At some point you have ask, “So what if we see brain differences, if we can’t do anything about it?” With our new pilot study, we’ve shown that once we identify the brain differences, we can target them.

We recruited 17 people with alcohol use disorder to see if we could help them build stronger brain connections. We developed brain training that combines tasks that engage the reward and executive centers of the brain and noninvasive transcranial direct-current brain stimulation. tDCS is a safe procedure that is at most perceived as a light itching or warming sensation on the stimulation site.

Did that help people remain abstinent?

So far, people who got the placebo relapsed within 19 days, and the people who got stimulation didn’t relapse for 110 days. That’s an exciting result!

But everybody still relapses?

Yes, because the stimulation may not be long-lasting. We still need to find out how long the effects last and what the next step in the intervention is.

How are you paying for the study?

All of the work so far has been funded by philanthropy through the Westlake-Wells Alcohol Addiction Research Project. In fact, the research has been so prolific that it’s helped us to apply for more National Institutes of Health grants. It’s been a remarkable gift.

Is this the future of addiction treatment?
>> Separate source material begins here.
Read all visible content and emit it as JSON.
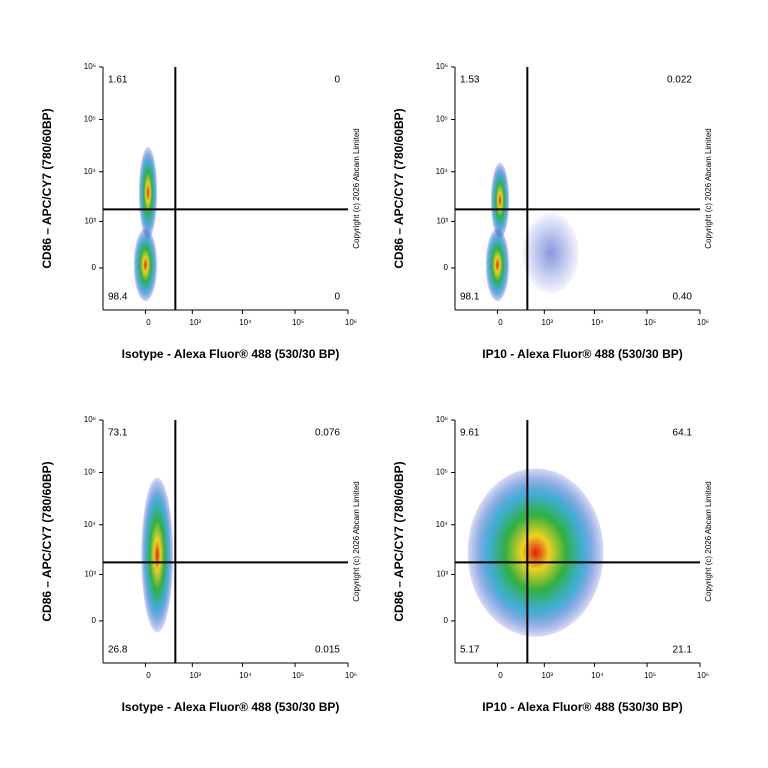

Current treatment programs are clearly not working for everyone. The scientific community is invested in developing treatments that target the brain to ultimately offer people tools that enhance brain regions that support abstinence.


Make a gift to this research at give.umn.edu/giveto/westlake-wells.



Boosting brain networks

What’s happening inside the brains of people battling alcohol addiction who stay sober and those who relapse? The U’s Jazmin Camchong, Ph.D., and colleagues used resting functional magnetic resonance imaging to look at the brain network associated with relapse and abstinence. People with stronger connections between the reward and executive control centers of the brain were less likely to relapse (left), while weaker connections indicated a greater likelihood of relapse (right). The team also designed a brain training regimen that successfully strengthened that brain network and helped the people struggling most with addiction remain sober for longer periods of time. Their ultimate goal, Camchong says, is to develop new treatments for alcoholism that could help people remain sober, much like the way methadone isused as a treatment for opiate addiction.